Here the driver of the car leaned across Alec’s lap and showed her face to Louis. She was a handsome woman in her early fifties, with a strong nose and wiry gray hair and black eyebrows. “You know Renée Seitchek?”
Louis had heard these exact words a lot in recent weeks. “Yeah, I do.”
The woman took his hand. “I’m Joyce Edelstein. I’m very interested in Renée, from afar. Can you tell me how she is?”
“She’s. OK.”
“Listen, why don’t you come up to my office and have some coffee with us. If you have a minute. I’m right up the street here. You want to come?”
Louis looked uncertainly at Alec, who simply raised his eyebrows and sucked his entertaining lozenge.
“Come on,” Joyce said, popping the lock on the rear door. Louis obeyed her. His vagueness was no longer something he turned on to foil people; it was the way he really was. When he walked, nowadays, he kept his eyes on the ground in front of him. He always felt tired and was frequently short of breath. He wore clothes that had belonged to Peter Stoorhuys, a red sweatshirt and some gray jeans that he put on morning after morning and, objectively speaking, looked bad in. When he saw his own old blacks and whites or even thought about them, he squeezed his eyes shut as tightly as he could.
The office he was taken to occupied the third floor of a clapboard building on Brattle Street that maybe a hundred years ago had been a private residence. The brass doorplate said The Joyce Edelstein Foundation. A receptionist and an assistant said “Good morning, Mrs. Edelstein.” Joyce left her visitors in a private office decorated in harmony with the large Monet pondscape that hung on one wall.

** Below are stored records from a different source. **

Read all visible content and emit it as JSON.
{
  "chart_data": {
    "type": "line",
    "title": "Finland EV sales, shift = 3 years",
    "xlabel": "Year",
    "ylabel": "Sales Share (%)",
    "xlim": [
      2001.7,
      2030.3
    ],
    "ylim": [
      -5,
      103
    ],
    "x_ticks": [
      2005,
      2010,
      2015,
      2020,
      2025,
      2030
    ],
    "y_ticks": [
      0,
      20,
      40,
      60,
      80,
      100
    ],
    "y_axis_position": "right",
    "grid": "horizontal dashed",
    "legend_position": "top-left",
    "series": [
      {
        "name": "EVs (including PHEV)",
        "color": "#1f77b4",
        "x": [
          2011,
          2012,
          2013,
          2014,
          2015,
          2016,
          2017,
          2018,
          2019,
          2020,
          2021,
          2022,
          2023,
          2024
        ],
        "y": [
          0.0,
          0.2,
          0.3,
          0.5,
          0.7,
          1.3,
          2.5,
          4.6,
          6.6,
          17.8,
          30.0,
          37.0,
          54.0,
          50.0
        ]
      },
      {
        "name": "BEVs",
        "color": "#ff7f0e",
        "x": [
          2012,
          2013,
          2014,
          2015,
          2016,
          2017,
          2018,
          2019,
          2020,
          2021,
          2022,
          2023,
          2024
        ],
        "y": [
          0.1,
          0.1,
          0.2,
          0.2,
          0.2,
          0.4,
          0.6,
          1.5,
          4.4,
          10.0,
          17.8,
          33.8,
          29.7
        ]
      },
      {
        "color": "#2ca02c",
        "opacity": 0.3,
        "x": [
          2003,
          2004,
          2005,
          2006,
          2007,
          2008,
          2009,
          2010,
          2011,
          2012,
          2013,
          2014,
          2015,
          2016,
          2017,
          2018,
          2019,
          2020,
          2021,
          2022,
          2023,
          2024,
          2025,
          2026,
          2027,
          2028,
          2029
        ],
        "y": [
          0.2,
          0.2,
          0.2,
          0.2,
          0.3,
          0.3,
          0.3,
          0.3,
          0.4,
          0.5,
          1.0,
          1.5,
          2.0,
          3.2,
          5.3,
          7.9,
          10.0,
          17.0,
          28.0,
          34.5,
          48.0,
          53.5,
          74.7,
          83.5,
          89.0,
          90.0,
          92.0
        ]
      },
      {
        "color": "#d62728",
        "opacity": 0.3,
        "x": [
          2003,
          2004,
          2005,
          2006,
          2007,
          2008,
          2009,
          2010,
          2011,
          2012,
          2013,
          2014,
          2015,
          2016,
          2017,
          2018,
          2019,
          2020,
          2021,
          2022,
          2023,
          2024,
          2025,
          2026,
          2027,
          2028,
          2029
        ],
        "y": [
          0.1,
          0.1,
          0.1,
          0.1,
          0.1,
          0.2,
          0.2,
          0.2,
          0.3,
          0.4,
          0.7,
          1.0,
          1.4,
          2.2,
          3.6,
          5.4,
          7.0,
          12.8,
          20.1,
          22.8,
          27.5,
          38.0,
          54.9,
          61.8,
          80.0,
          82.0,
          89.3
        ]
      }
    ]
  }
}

Alec made himself at home on a white leather sofa. His skin was no longer the gray that Louis remembered; even his hair seemed thicker. He’d pretty clearly quit smoking. “Joyce is a phil-an-thropist,” he said, making her sound like some curiosity of nature.
“Uh huh.”
“Renée is kind of a hero of mine,” Joyce said, matter-of-factly, as she returned with a tray of coffee, cream, and sugar. “I’m involved in funding a variety of organizations, and if there’s any kind of unifying theme to my concerns it would probably be reproductive rights and the environment. For me both those things came together this summer with the earthquake and what happened to Renée. I actually wrote her a letter, I don’t know if she got it, I — didn’t particularly expect a reply.”
Louis did not say: A lot of people wrote her letters.
“So how’s she doing?” Joyce said.
“She’s all right. She’s got a bone infection in her leg, it started after she left the hospital. She’s still sort of sick.”
“It’s been how long?”
“Three months.”
“That’s really hard. And you— You’re—?”
“I live with her.”
“In—”
“In Somerville.”
“Forgive me, are you not feeling well? If this is hard for you to talk about. ”
“No. I just gave blood, that’s all.”
“Gave blood? Good grief, why didn’t you say so? Here, sit down. Please.”
Louis sat in the indicated chair and lowered his head over his coffee cup. Joyce looked at him with compassion and concern. She also looked at her watch. Alec was slurping and spectating from his distant sofa.
“Are you. Renée’s only caregiver?” Joyce said.